Setiap anak berhak untuk diasuh oleh orang tuanya sendiri, kecuali jika ada alasan
dan/atau aturan hukum yang sah menunjukkan bahwa pemisahan itu adalah demi
kepentingan terbaik bagi anak dan merupakan pertimbangan terakhir.

Pasal 15

Setiap anak berhak untuk memperoleh perlindungan dari : 

a. penyalahgunaan dalam kegiatan politik; 

b. pelibatan dalam sengketa bersenjata; 

c. pelibatan dalam kerusuhan sosial; 

d. pelibatan dalam peristiwa yang mengandung unsur kekerasan; dan 

e. pelibatan dalam peperangan. 

Pasal 16

(1) Setiap anak berhak memperoleh perlindungan dari sasaran penganiayaan,
penyiksaan, atau penjatuhan hukuman yang tidak manusiawi.

(2) Setiap anak berhak untuk memperoleh kebebasan sesuai dengan hukum.

(3) Penangkapan, penahanan, atau tindak pidana penjara anak hanya dilakukan
apabila sesuai dengan hukum yang berlaku dan hanya dapat dilakukan sebagai
upaya terakhir.

Pasal 17

(1) Setiap anak yang dirampas kebebasannya berhak untuk :

a. mendapatkan perlakuan secara manusiawi dan penempatannya dipisahkan dari
orang dewasa; 

b. memperoleh bantuan hukum atau bantuan lainnya secara efektif dalam setiap
tahapan upaya hukum yang berlaku; dan 

c. membela diri dan memperoleh keadilan di depan pengadilan anak yang objektif dan tidak memihak dalam sidang tertutup untuk umum. 

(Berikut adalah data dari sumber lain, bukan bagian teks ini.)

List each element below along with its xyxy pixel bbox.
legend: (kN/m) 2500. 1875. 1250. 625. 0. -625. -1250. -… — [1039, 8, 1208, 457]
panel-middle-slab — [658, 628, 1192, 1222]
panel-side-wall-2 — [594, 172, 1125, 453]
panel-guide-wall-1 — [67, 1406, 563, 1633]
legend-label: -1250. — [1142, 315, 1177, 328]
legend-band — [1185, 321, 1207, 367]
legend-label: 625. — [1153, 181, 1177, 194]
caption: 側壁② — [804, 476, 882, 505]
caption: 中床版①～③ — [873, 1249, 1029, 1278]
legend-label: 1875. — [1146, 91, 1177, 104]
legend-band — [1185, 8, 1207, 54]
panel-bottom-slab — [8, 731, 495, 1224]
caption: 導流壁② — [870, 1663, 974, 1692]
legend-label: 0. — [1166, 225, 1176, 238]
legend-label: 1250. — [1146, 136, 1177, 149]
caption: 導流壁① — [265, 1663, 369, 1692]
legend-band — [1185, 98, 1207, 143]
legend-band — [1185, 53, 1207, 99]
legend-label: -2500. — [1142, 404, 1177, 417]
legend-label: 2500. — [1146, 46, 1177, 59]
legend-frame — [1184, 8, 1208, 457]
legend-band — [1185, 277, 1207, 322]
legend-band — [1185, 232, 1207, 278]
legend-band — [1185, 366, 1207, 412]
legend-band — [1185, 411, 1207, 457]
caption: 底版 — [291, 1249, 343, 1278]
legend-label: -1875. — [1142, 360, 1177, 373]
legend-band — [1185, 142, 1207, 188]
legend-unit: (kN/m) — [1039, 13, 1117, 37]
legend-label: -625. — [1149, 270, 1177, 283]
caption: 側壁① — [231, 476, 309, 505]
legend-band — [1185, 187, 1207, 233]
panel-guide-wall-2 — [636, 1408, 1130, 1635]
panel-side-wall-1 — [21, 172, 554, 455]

(2) Setiap anak yang menjadi korban atau pelaku kekerasan seksual atau yang
berhadapan dengan hukum berhak dirahasiakan.

Pasal 18

Setiap anak yang menjadi korban atau pelaku tindak pidana berhak mendapatkan
bantuan hukum dan bantuan lainnya.

Pasal 19

Setiap anak berkewajiban untuk :

a. menghormati orang tua, wali, dan guru; 

b. mencintai keluarga, masyarakat, dan menyayangi teman; 

c. mencintai tanah air, bangsa, dan negara; 

d. menunaikan ibadah sesuai dengan ajaran agamanya; dan 

e. melaksanakan etika dan akhlak yang mulia.